• Turbo/USDC opened at $0.002389 and closed at $0.002321, with a 24-hour low of $0.002183.
• Price action shows a bearish bias with a 3.7% decline, indicating pressure below $0.0023.
• Volatility spiked during the session, with a large 15-minute bar at 21:15 ET showing a 100-basis-point range.
• Volume was uneven, with a large drop-off after 03:00 ET and renewed buying interest after 06:00 ET.
• Turnover was dominated by selling in the early hours, but buying picked up toward the close.

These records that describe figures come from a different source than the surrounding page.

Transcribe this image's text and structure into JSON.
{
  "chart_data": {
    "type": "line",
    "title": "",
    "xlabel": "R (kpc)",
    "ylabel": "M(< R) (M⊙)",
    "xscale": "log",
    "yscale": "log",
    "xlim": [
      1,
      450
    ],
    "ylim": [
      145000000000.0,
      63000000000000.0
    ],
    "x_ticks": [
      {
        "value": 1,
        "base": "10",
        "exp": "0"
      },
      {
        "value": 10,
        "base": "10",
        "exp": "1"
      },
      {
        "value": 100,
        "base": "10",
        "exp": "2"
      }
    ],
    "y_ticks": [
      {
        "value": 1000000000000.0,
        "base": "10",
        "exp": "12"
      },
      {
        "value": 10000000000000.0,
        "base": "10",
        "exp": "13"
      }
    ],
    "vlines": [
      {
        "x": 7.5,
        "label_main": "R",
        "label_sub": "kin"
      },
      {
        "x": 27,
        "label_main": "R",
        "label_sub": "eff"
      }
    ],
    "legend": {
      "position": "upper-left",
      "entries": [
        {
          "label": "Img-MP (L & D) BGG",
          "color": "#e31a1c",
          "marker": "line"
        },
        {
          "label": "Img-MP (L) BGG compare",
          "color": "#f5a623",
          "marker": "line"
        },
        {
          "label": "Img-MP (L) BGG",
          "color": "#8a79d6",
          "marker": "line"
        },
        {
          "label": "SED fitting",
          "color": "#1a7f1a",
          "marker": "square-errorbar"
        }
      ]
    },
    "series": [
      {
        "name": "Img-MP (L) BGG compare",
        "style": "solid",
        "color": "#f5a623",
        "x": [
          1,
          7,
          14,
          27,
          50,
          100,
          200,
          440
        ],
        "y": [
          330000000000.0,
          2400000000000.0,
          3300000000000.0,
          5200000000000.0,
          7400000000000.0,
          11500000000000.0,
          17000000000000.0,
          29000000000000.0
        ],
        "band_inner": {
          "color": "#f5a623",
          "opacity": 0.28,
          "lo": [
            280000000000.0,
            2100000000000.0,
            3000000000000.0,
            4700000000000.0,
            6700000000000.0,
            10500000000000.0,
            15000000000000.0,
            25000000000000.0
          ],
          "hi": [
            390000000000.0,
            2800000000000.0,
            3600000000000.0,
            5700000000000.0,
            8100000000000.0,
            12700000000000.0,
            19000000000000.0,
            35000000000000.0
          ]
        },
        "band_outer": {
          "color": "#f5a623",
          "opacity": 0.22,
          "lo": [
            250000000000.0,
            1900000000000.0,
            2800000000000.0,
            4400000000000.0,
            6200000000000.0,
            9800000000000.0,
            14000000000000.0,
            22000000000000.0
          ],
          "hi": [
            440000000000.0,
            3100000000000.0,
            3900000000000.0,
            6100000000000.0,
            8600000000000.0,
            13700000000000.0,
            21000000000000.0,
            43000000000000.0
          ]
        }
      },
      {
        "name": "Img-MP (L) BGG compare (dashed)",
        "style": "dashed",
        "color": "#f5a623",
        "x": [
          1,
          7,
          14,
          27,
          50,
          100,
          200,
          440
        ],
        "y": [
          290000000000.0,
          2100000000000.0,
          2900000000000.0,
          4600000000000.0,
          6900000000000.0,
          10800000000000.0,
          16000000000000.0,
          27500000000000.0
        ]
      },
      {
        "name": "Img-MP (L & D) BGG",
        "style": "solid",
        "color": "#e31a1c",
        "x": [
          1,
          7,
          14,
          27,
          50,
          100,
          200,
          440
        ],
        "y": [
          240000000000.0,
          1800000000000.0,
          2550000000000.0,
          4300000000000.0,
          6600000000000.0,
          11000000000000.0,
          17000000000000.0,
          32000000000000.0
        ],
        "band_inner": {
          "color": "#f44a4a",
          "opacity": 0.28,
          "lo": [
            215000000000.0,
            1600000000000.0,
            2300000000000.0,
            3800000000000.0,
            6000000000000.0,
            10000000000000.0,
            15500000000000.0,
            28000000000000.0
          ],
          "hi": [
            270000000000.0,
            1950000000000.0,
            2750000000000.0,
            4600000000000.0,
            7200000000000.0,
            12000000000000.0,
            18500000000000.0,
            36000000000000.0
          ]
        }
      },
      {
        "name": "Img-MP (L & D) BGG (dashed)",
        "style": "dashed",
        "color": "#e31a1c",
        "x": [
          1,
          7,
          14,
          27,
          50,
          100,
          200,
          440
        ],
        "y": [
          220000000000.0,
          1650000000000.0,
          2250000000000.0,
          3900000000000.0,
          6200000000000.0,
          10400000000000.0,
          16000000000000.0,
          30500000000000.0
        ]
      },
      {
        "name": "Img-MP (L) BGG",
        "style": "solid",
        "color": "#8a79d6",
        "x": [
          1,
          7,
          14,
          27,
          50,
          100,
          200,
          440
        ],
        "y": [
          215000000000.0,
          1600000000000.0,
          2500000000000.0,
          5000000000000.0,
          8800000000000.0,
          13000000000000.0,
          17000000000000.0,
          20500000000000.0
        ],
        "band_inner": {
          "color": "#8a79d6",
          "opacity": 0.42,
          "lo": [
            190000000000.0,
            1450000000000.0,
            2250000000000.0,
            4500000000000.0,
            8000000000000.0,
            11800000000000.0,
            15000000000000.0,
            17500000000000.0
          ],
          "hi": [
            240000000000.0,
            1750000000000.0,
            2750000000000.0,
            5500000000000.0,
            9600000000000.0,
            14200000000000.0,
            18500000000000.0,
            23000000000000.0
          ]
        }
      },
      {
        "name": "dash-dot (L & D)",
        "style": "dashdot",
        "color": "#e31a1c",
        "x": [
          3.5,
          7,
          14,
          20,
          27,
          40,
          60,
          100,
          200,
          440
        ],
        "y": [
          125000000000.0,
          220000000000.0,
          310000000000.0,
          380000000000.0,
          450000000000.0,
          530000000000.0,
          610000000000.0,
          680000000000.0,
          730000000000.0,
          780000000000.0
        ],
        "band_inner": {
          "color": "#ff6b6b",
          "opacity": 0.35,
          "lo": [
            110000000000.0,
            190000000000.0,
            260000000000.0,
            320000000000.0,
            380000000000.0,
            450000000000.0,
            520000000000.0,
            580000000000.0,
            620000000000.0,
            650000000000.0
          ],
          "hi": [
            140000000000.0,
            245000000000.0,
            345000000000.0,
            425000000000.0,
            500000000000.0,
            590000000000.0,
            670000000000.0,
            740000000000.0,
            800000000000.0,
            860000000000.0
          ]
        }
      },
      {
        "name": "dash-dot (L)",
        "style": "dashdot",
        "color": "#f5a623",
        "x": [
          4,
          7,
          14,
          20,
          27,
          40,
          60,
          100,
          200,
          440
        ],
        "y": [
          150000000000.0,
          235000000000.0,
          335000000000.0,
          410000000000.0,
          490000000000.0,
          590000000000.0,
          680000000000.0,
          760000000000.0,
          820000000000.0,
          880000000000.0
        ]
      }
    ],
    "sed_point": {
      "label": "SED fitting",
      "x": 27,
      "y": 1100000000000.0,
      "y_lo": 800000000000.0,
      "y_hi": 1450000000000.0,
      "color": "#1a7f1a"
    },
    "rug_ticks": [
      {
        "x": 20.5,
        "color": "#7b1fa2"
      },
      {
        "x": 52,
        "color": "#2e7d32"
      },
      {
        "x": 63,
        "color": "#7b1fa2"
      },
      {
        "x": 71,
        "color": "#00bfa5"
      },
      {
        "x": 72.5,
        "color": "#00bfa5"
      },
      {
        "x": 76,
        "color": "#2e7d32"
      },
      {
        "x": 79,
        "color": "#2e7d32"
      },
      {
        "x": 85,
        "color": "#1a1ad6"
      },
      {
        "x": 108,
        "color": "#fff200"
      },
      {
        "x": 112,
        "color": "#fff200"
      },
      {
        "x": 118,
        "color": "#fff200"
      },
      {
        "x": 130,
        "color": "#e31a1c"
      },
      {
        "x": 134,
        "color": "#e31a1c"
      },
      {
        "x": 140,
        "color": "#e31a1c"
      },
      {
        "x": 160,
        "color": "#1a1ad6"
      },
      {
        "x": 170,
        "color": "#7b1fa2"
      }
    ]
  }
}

The pair Turbo/USDC (TURBOUSDC) opened at $0.002389 at 12:00 ET–1 and closed at $0.002321 by 12:00 ET, reaching a high of $0.0024 and a low of $0.002183 during the 24-hour window. Total volume traded was 12,434,402.0 units, with notional turnover amounting to approximately $29,208. The price moved decisively lower, especially from 21:15 ET to 06:00 ET, with bearish momentum and several large down candles confirming the selling pressure.
Structure & Formations
Price formed a series of lower highs and lower lows, confirming a bearish trend. Key support levels emerged near $0.00228 and $0.00224, with a test and rebound from $0.00228 observed in the early morning hours. A notable bearish engulfing pattern developed at 00:00 ET as price opened at $0.00228 and closed at $0.002313, followed by a reversal down. A potential short-term support zone may be developing around $0.00227, which coincided with a cluster of tight-range bars.
Moving Averages
On the 15-minute chart, the 20- and 50-period moving averages remained in a downward bias, with price trading significantly below both. The 20SMA crossed below the 50SMA in the early hours, forming a bearish signal. On the daily chart, price remains below the 50, 100, and 200-period moving averages, reinforcing the medium-term bearish outlook. A further breakdown below the 200DMA could trigger deeper corrections toward $0.00222 or below.
MACD & RSI
The MACD crossed below zero in the early part of the session and remained in negative territory, with a bearish divergence forming as price made lows but the MACD failed to do so. RSI moved into oversold territory near 30 during the morning hours and briefly rebounded above 40 but failed to sustain the rise. This suggests exhaustion in the bearish move and could hint at a near-term pullback, though a strong follow-through rally remains unlikely without a reversal above $0.00235.
Bollinger Bands
Price action saw a clear expansion of the Bollinger Bands between 19:15 ET and 06:00 ET, indicating rising volatility. The price remained in the lower half of the band for most of the session, reinforcing the bearish pressure. A contraction in band width occurred briefly after 03:00 ET but was quickly followed by a new expansion as selling picked up. Price is currently near the lower band at $0.00227–$0.00229, which may act as a short-term floor if the oversold RSI conditions persist.
Volume & Turnover
Volume spiked to over 8 million units at 21:15 ET and again at 06:30 ET, confirming the bearish breakdown in both instances. However, the volume during the rally in the morning was relatively light, suggesting a lack of conviction. Notional turnover was heaviest between 21:15 ET and 06:30 ET, aligning with the largest price move. The lack of volume during the morning rebound suggests that any short-term bounce could be limited in scope.
Fibonacci Retracements
Applying Fibonacci to the key 15-minute move from $0.002385 to $0.002183, price found support at the 61.8% level near $0.00225, which was tested and bounced off in the early morning. A potential next target for the bears is the 78.6% retracement at $0.00220. On the daily chart, the 50% retracement of the broader downtrend remains at $0.00229, which could see renewed interest if the RSI continues to show signs of exhaustion.
Backtest Hypothesis
Given the bearish momentum confirmed by the MACD and RSI, a potential backtesting strategy could involve a 5-day-hold approach triggered when RSI falls below 30. This strategy would be suitable for Turbo/USDC given the recent oversold readings and the bearish divergence observed. Testing this approach from 2022-01-01 to present would help determine its efficacy in similar market conditions. If price breaks above $0.00235 with increasing volume, the RSI could offer a more balanced entry point for short-term countertrend traders.